# PR #7364 完整报告

- 仓库：`PaddlePaddle/FastDeploy`
- 标题：[BugFix][PD Disaggregation][KVCache] Fix low cache hit rate in PD split (disaggregation) scenario
- 合并时间：2026-04-14 16:15
- 原文链接：http://prhub.com.cn/PaddlePaddle/FastDeploy/pull/7364

---

# 执行摘要
本次 PR 修复了 PD 分离（disaggregation）场景下 prefill 节点未及时更新 prefix cache 命中信息导致的低命中率问题，通过在调度器的 `preallocate_resource_in_p` 方法中主动调用 `update_cache_blocks` 并调整角色排除逻辑，确保 cache 状态正确同步。变更直接影响 PD 分离模式的推理性能，但参数选择争议未解决可能遗留 cache 状态不一致风险。

# 功能与动机
在 PD 分离场景中，prefill 节点负责处理 prompt 的预填充，但成功分配 GPU block 后未更新 prefix cache 的命中信息，导致已命中的 cache 无法被正确记录，命中率异常偏低，影响推理性能。PR body 明确指出：“prefill 节点在通过 `_allocate_gpu_blocks` 成功分配 block 后，没有调用 `update_cache_blocks` 更新 cache block 状态，导致已命中的 prefix cache 无法被正确记录”。

# 实现拆解
仅修改 `fastdeploy/engine/sched/resource_manager_v1.py` 文件，包含两处关键改动：
1. **调整 `_allocate_decode_and_extend` 中的角色排除逻辑**：
   ```python
   if (
       self.config.cache_config.enable_prefix_caching
       and self.config.scheduler_config.splitwise_role != "decode"
       and self.config.scheduler_config.splitwise_role != "prefill"  # 新增排除prefill
   ):
   ```
 避免 prefill 节点在 `_free_blocks_when_stop` 中重复更新 cache block 状态。

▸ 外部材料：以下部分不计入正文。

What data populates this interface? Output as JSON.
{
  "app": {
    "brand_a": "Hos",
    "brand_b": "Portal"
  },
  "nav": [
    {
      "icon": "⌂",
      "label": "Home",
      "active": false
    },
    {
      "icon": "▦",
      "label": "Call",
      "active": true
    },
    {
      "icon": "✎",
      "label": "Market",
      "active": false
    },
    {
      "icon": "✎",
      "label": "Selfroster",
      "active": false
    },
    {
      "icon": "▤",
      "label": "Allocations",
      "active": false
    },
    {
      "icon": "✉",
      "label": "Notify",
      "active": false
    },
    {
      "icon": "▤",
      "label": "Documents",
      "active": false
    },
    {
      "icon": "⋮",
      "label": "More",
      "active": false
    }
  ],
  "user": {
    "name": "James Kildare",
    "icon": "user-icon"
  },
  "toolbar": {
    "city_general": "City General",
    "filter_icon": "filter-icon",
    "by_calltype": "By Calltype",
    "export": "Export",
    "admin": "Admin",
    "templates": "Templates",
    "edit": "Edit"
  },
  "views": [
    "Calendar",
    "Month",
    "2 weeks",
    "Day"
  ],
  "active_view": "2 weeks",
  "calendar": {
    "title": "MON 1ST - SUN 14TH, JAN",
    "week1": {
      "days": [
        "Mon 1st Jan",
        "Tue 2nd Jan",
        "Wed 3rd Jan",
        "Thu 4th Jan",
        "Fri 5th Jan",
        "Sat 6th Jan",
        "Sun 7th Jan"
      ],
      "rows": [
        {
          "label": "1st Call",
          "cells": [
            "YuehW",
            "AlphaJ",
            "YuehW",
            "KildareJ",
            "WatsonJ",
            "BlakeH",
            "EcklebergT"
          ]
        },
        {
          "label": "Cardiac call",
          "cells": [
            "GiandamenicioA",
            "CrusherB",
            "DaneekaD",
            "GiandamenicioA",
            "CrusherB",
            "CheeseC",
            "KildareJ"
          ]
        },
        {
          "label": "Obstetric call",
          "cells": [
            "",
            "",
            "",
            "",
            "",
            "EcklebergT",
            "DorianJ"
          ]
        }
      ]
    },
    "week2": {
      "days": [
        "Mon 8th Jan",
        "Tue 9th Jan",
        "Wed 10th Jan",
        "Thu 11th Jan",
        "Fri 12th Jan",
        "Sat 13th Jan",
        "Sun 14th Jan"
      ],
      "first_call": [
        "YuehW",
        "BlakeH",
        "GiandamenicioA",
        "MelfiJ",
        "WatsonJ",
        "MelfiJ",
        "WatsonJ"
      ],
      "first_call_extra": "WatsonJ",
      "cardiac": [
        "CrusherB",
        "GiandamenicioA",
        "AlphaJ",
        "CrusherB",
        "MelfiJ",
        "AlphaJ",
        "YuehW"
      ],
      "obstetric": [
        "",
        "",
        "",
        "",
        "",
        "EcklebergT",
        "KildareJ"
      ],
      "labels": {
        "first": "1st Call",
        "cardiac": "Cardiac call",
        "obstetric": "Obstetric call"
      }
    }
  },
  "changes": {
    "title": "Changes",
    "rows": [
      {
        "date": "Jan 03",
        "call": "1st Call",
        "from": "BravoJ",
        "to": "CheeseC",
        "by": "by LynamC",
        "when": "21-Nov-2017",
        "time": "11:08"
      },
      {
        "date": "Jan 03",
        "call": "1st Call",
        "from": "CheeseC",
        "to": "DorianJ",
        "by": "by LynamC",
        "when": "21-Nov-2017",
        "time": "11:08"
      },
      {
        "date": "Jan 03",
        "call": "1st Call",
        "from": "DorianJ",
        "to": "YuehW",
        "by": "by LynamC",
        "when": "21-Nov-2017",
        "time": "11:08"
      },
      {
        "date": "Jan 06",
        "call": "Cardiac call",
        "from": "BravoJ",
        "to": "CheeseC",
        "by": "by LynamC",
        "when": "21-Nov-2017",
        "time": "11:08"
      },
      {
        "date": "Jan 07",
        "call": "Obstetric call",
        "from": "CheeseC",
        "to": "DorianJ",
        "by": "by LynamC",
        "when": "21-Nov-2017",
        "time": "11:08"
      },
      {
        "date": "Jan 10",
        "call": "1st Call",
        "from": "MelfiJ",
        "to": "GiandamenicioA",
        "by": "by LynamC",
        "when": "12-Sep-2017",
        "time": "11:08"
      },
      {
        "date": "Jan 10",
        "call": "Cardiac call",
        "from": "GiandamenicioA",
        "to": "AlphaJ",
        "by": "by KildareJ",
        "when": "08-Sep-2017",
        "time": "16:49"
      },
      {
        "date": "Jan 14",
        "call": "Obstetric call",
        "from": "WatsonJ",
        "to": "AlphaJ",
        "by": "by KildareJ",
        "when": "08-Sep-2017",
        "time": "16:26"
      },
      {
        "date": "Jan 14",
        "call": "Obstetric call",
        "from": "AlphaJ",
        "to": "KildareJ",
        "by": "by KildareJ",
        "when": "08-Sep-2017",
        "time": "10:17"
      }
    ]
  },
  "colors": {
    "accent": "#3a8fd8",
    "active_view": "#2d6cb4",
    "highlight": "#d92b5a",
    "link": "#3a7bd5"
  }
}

2. **在 `preallocate_resource_in_p` 中主动更新 cache block**：
   ```python
   self.cache_manager.update_cache_blocks(
       request, self.config.cache_config.block_size, request.need_prefill_tokens
   )
   ```
 prefill 节点分配 block 后立即调用，使用 `need_prefill_tokens` 作为已计算 token 数量。

# 评论区精华
review 中聚焦于 `update_cache_blocks` 参数选择的正确性：
- **fastdeploy-bot**指出：“使用 `request.need_prefill_tokens` 作为 `update_cache_blocks` 的第三个参数需要进一步说明 ... 当只有部分 prompt tokens 命中 cache 时，使用 `need_prefill_tokens` 可能导致 cache tree 中记录的 cached blocks 数量与实际不一致。”
- **Copilot**进一步解释：“传入 `request.need_prefill_tokens` 会让 PrefixCacheManager 认为整段 prompt 都已‘计算完成’，从而为 cache miss 部分也提前创建 radix tree 节点并绑定新分配的 GPU block... 可能造成错误复用或状态污染。”
但作者未回应这些建议，最终代码仍使用 `need_prefill_tokens`。

# 风险与影响
**风险**：
1. **cache 状态不一致**：当部分 prompt 命中 cache 时，使用 `need_prefill_tokens`（所有 prompt tokens）而非 `num_computed_tokens`（已命中 tokens）可能导致 cache tree 记录不准确。
2. **错误复用风险**：可能为未填充的 GPU block 创建 radix tree 节点，后续请求匹配到未完成的 cache。
3. **回归风险**：变更涉及调度器核心路径，但缺少单元测试（PR body 说明需端到端 PD 分离环境验证）。

**影响**：
- **正面**：修复后应显著提升 PD 分离场景的 prefix cache 命中率，改善推理性能。
- **范围**：仅影响 PD 分离模式，对非分离模式无影响。
- **用户**：透明修复，无需配置变更。

# 关联脉络
本次修复是 FastDeploy 在 PD 分离架构优化中的一环：
- PR #7241（移除 KV Cache 块数上限）同样关注 cache 利用率提升。
- PR #7299（移除 CacheManager 与 WorkerProcess 间 IPCLock）优化了 cache 相关组件交互。
- PR #7323（支持 PD 分离模式下 MTP 超重叠）同样针对 PD 分离模式进行调度优化。
这些 PR 共同反映了团队对 PD 分离场景性能的持续打磨，特别是调度器与 cache 管理器的协同优化。